Practical Privacy, Security, and Speech Guide
A field guide to modern privacy, security, and freedom of speech.

3.4 File-level and container encryption

Padlock on a dark surface
Encryption and access control.

Granularity and portability

Full disk encryption protects a device when it is powered off, but it is a blunt instrument. It treats the whole drive as a single protected space, which is fine for everyday laptops and phones. File-level encryption and encrypted containers add finer control. They let you protect specific files or groups of files, move them between devices, and decide when they are unlocked.

File-level encryption means individual files are encrypted on their own. A container is a single encrypted file that behaves like a virtual disk when unlocked. Both approaches are about granularity: you can keep personal photos unprotected on a family laptop, while encrypting medical records or client contracts separately. Portability matters too. A container can be copied to a USB drive or cloud storage and opened wherever you have the passphrase and the right software.

When full disk encryption is insufficient

Full disk encryption does not help once the device is unlocked. If your laptop is on, anyone with access to it can read the files the system can read. That is not a flaw in the encryption; it is how the system is designed to work. The moment you log in, the drive is decrypted for use.

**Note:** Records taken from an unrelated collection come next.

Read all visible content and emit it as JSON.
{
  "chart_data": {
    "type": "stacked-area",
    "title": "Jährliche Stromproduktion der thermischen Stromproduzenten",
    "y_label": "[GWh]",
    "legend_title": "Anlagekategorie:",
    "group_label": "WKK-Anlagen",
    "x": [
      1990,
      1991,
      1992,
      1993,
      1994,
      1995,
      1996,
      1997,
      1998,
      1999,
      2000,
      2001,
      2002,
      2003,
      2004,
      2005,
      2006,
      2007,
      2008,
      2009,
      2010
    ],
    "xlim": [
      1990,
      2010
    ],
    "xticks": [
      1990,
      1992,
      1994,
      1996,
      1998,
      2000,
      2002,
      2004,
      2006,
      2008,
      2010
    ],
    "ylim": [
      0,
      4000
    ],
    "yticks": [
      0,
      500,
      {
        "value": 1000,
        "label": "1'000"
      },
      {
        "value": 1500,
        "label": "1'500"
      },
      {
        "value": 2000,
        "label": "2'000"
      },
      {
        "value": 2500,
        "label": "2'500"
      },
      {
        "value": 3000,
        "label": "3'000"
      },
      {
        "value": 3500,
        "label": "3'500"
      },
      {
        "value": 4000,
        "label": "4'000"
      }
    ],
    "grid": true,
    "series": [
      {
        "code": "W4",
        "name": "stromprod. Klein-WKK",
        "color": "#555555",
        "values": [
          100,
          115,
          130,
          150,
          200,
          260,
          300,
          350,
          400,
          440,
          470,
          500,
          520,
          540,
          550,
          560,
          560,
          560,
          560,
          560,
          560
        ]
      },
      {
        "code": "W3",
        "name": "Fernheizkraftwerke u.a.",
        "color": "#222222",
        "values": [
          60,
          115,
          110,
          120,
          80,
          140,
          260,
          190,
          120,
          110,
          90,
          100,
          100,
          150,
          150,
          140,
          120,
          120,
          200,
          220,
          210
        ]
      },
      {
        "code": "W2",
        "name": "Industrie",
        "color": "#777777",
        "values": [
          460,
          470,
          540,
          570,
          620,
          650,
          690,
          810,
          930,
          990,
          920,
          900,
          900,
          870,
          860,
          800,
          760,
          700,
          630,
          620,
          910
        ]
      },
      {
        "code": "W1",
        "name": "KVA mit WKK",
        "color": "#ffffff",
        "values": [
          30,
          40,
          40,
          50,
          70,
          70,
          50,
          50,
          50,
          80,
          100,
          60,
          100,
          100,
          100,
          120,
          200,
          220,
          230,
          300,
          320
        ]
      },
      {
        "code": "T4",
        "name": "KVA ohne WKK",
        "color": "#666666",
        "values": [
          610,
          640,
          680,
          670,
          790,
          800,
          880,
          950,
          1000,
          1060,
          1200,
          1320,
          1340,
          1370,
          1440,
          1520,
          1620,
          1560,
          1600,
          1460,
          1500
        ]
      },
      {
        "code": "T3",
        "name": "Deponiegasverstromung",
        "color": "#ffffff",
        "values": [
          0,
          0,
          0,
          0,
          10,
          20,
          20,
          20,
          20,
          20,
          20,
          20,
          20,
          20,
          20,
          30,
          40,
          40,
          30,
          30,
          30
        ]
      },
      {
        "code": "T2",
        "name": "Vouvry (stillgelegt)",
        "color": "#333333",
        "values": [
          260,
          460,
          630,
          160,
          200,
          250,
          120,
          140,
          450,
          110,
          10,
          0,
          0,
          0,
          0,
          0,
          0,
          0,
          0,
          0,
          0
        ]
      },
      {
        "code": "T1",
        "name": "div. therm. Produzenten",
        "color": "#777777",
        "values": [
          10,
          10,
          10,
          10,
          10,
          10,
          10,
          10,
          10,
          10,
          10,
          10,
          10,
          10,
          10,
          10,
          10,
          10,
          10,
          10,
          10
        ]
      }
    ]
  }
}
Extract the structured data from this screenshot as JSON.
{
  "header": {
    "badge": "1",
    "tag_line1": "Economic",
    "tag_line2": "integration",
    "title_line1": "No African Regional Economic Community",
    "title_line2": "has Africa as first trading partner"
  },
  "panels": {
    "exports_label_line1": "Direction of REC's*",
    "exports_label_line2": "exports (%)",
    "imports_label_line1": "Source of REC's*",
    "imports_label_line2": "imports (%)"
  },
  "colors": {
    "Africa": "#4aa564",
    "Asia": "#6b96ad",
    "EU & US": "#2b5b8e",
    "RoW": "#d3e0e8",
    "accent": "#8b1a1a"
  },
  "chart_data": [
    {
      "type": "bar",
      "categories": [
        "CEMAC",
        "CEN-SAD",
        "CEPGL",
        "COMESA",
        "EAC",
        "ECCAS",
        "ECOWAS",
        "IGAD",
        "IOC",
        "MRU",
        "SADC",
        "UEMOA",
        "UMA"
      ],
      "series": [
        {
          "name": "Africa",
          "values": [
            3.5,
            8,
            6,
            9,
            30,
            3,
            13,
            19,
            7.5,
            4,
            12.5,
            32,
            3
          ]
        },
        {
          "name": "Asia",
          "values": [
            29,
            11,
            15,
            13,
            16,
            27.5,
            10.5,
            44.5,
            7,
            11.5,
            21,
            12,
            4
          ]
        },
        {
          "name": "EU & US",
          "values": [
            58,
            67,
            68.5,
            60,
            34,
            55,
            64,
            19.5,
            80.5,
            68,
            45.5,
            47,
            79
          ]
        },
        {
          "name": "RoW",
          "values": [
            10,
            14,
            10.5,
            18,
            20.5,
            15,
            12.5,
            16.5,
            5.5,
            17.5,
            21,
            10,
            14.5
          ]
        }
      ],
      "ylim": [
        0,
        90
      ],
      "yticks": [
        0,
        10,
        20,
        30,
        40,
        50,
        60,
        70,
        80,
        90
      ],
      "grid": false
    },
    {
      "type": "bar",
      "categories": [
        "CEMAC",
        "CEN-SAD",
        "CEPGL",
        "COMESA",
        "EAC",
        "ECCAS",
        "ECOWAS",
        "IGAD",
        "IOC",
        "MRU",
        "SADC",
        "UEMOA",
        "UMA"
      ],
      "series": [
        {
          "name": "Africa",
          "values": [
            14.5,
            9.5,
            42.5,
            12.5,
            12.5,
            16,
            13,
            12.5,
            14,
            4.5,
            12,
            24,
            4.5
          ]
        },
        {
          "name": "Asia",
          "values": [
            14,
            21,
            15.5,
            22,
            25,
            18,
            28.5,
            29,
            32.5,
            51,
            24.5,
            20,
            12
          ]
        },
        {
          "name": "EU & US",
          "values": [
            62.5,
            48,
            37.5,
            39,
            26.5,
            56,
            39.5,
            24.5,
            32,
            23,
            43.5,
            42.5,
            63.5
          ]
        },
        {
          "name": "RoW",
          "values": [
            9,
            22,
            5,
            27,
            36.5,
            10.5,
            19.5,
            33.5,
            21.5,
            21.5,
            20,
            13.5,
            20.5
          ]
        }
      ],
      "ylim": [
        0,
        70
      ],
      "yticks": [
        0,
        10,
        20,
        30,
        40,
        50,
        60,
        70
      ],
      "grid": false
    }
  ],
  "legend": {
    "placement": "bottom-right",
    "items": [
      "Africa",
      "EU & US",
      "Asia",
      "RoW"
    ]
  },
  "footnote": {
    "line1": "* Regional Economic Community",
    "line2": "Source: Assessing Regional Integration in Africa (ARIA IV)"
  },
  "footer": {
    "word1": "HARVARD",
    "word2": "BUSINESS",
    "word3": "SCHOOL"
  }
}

File-level encryption is useful when you want certain data to remain locked even while the rest of the device is in use. A solicitor might keep case notes in an encrypted container so that routine admin tasks can happen without exposing sensitive files. A student living in shared accommodation might keep passports and banking PDFs in an encrypted folder, while leaving lecture notes accessible.

Another common case is sharing a device. Family computers in the UK often have multiple users, but not everyone logs out properly. Full disk encryption does not prevent a logged-in sibling from opening another person’s files if the permissions are loose. Encrypting the files themselves provides a layer that is independent of who is signed in.

Encrypted containers and naming risks

A container is a single file, often with a generic extension, that holds encrypted content. When unlocked, it appears as a new drive or folder. Containers are tidy and portable, but their very presence can signal that something is being hidden. A file called “Encrypted Tax Records” on a shared drive is effectively an index to your most private material.

The risk here is not cryptographic weakness. It is social and operational. If someone is curious or under pressure, the existence of a clearly labelled container can invite scrutiny. In some situations, merely revealing that you use encryption can change how others treat you.

Practical mitigations are simple: use neutral names and avoid obvious labels. “Archive 2024” attracts less attention than “Sensitive Evidence”. Keep in mind that the filename is often visible even when the container is locked. For people who need plausible deniability, some tools offer hidden volumes, but these are complicated to use correctly and can create their own risks if mishandled or if your usage patterns are inconsistent.

Storage locations and access patterns

Where you store encrypted files matters as much as how you encrypt them. A container stored in a cloud sync folder such as OneDrive or iCloud is protected by encryption at rest, but metadata is still visible: file size, name, and the fact that it changes regularly. That can be enough for a curious employer, partner, or service provider to infer what you are doing.

Access patterns can leak information even when the contents are secure. If a container grows at the same time you are working on a specific project, or is accessed every evening after a meeting, that timing may tell a story. This matters more in environments where oversight is routine, such as workplaces with device monitoring or shared family computers with well-meaning but intrusive parents.

A practical approach is to separate storage from day-to-day activity. Keep a container on removable storage for genuinely private material, and copy it to a local drive only when needed. If you do use cloud storage, treat it as a transport mechanism rather than a working directory. Open the container, copy out the file you need, work on it locally, then put it back and close the container. This reduces the frequency of updates and the amount of metadata exposed.

Avoiding “sensitive data” signals

A common misunderstanding is that encryption itself makes you safe from suspicion. In practice, how you use encryption can be just as visible as the data it protects. A folder filled with encrypted files called “Legal Strategy” is not subtle. Nor is a USB stick permanently attached to a keychain labelled “Private”.

Avoiding signals is not about hiding wrongdoing; it is about reducing unnecessary attention. In the UK, lawful inspection of devices at borders or workplaces can involve questions about why certain files are protected. You do not have to assume hostile intent to recognise that humans respond to cues.

A balanced practice is to integrate encryption into normal routines. Use it for mundane tasks as well as sensitive ones, so that encrypted items do not stand out. For example, keep your personal archive of receipts and household documents in the same encrypted container as a few genuinely private files. This makes the container a normal administrative tool rather than a special vault.

There are limits to how much signalling you can reduce. If you carry a single encrypted container and refuse to unlock it, that is a choice with consequences. The risk cannot be eliminated, only managed. For many people, the most realistic goal is to keep sensitive data protected while avoiding obvious flags that invite curiosity or escalate attention.